Когда солнце, легко пробивая крашенину зыбких облаков, перевалило с правой стороны крыши на левую, Сашу сменил молодой белозубый боец.
Как только Саша показался на крыльце собора, черный, как грач, Матюшенко крикнул ему:
— Эй, топай сюда! Жаркое простыло.
На клочке газеты лежал кусок жареного, обожженного мяса. Саша схватил его и стал с жадностью есть.
— Язык не проглоти, — с завистью глядя на него, сказал боец, лежавший рядом с Матюшенко. — Ух, слюнки тякут!
Боец был прыщав и краснощек, но краснота эта была нездоровой; скорее всего, щеки его были просто-напросто расцарапаны.
— Ну и завистливый ты, Пантюхин. — Матюшенко неодобрительно покачал головой. — Съел двойную порцию и все ноешь!
— Ты мяня ня упрякай, — лениво отозвался Пантюхин. — Мяне свою порцию Титов отказал.
— Титов-то помирает, а ты рад.
— Ня рад.
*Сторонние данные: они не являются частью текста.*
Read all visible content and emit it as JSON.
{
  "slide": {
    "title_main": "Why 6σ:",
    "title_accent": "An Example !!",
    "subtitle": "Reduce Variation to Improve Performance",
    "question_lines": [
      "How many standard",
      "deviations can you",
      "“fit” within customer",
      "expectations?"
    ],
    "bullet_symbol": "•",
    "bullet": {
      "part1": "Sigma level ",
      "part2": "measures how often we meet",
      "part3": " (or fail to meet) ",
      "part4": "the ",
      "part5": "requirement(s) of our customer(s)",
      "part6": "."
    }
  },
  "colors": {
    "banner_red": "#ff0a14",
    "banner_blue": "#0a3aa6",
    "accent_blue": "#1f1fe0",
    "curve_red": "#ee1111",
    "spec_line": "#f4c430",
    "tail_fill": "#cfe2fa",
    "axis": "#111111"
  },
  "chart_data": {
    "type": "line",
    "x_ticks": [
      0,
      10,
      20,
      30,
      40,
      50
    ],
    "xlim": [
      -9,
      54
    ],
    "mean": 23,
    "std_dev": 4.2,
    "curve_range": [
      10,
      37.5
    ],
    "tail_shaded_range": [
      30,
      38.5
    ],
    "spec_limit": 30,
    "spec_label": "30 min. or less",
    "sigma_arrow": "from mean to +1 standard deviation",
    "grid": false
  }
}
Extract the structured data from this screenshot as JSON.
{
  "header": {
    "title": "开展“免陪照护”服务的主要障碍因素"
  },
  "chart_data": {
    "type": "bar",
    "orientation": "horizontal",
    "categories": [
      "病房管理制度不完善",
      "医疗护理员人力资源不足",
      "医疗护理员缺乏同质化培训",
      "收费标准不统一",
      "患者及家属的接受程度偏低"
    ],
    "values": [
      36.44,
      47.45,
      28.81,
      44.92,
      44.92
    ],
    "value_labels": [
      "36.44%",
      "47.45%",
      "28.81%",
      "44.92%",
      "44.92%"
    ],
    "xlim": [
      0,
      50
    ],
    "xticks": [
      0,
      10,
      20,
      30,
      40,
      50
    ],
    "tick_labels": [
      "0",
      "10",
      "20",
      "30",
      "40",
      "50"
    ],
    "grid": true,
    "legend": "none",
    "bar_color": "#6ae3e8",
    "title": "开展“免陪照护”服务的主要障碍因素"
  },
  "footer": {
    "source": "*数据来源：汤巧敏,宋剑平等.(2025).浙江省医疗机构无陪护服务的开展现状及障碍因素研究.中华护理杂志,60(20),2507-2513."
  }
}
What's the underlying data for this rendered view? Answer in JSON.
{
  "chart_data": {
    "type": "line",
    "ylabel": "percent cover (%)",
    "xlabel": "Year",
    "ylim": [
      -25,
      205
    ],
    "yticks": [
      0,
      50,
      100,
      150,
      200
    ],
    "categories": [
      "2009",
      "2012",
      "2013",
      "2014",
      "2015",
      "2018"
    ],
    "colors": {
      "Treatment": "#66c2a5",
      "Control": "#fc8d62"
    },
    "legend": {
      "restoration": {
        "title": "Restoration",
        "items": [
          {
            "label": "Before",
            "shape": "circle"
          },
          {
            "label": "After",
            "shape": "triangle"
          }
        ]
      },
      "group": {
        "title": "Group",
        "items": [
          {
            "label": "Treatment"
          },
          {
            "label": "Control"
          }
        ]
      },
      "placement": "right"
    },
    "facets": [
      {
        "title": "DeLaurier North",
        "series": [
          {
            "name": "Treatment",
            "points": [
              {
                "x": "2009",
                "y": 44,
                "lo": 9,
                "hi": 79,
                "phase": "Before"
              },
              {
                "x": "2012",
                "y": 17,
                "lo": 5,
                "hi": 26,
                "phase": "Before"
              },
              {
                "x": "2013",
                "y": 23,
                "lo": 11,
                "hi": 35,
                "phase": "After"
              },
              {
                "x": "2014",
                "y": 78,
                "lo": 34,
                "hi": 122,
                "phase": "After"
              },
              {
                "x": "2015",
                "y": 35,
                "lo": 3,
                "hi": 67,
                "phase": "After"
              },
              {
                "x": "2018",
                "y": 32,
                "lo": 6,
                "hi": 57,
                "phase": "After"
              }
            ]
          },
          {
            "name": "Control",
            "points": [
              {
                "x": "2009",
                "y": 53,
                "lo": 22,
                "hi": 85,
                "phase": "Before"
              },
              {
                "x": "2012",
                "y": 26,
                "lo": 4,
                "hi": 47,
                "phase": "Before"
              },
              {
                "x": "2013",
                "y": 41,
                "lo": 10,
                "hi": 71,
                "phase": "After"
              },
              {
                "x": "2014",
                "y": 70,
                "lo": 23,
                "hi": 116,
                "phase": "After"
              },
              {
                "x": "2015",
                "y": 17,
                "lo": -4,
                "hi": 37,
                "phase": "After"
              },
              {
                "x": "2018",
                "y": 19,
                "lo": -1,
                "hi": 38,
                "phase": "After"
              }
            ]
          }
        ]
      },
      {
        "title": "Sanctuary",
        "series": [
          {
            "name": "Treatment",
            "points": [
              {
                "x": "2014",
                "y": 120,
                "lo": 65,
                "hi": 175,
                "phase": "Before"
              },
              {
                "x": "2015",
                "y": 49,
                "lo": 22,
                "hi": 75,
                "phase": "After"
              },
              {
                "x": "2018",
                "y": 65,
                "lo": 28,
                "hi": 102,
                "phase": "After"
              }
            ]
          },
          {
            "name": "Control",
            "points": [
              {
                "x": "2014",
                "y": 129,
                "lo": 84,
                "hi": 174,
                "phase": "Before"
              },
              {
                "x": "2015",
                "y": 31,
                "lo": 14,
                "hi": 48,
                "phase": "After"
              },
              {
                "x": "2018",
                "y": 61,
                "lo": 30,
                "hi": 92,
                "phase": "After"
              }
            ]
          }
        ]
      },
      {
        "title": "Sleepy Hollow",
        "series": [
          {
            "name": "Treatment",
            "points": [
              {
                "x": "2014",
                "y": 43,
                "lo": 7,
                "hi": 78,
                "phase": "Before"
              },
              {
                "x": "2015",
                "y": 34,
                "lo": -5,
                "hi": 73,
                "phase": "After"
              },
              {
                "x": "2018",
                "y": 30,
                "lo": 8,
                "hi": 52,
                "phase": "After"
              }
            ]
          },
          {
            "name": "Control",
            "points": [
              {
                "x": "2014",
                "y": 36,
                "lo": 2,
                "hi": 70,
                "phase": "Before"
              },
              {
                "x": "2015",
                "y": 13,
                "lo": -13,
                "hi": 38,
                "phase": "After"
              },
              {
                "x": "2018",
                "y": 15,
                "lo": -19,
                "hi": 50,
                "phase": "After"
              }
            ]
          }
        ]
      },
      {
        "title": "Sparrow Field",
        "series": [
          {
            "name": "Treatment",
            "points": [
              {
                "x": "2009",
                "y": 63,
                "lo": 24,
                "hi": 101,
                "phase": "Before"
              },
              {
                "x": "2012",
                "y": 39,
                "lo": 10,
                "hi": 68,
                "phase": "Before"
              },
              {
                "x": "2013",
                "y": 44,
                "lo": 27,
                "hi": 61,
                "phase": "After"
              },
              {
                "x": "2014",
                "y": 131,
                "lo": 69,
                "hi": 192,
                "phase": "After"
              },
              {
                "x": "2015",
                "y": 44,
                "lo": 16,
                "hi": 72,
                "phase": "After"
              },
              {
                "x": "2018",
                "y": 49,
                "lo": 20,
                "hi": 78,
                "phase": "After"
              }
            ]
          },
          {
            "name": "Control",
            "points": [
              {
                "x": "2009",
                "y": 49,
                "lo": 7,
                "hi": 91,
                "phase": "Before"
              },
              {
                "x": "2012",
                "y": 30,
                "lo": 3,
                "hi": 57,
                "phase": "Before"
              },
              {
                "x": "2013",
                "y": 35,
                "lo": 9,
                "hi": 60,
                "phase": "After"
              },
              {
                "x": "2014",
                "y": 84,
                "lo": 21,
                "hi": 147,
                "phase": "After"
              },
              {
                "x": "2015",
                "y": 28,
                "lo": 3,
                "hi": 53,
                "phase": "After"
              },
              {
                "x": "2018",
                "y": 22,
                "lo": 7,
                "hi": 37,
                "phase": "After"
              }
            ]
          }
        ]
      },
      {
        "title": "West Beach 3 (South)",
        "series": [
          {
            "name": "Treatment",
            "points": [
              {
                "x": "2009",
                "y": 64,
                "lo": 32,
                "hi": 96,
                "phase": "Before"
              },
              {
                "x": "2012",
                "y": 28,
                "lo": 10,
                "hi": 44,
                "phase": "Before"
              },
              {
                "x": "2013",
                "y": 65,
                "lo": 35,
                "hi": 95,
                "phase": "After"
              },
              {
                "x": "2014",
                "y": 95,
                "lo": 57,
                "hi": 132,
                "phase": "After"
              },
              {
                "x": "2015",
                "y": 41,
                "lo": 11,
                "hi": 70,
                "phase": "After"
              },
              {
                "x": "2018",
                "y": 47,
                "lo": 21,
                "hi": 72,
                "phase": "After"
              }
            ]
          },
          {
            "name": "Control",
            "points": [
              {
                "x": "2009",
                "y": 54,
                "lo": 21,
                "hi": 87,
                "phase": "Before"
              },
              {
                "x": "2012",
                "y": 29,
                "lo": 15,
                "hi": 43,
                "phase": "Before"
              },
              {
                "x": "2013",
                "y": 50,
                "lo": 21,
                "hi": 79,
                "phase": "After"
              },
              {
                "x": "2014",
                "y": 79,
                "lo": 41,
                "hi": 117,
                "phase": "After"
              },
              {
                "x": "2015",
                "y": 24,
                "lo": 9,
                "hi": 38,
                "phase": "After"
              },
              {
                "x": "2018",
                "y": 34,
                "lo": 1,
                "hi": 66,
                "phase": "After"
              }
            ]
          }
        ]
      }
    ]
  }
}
Титов — мой товарыщ.
— Лысый батько, а по-русски будет черт тебе товарищ! — зло сказал Матюшенко. — Обжора ты! Всех обжираешь, а толку!
— Я тябя ня обжираю. У тябя свой паек, у мяня свой.
— Да нет у нас никакого пайка! — воскликнул Матюшенко. — Запертые мы, как в капкане!
Пантюхин промолчал, только взглянул в щель на волю, словно убеждаясь, действительно ли заперты они.
— Заперты! — доказывал Матюшенко. — И не выбраться нам отсюда.
— Я с ентим ня согласен, — сказал Пантюхин.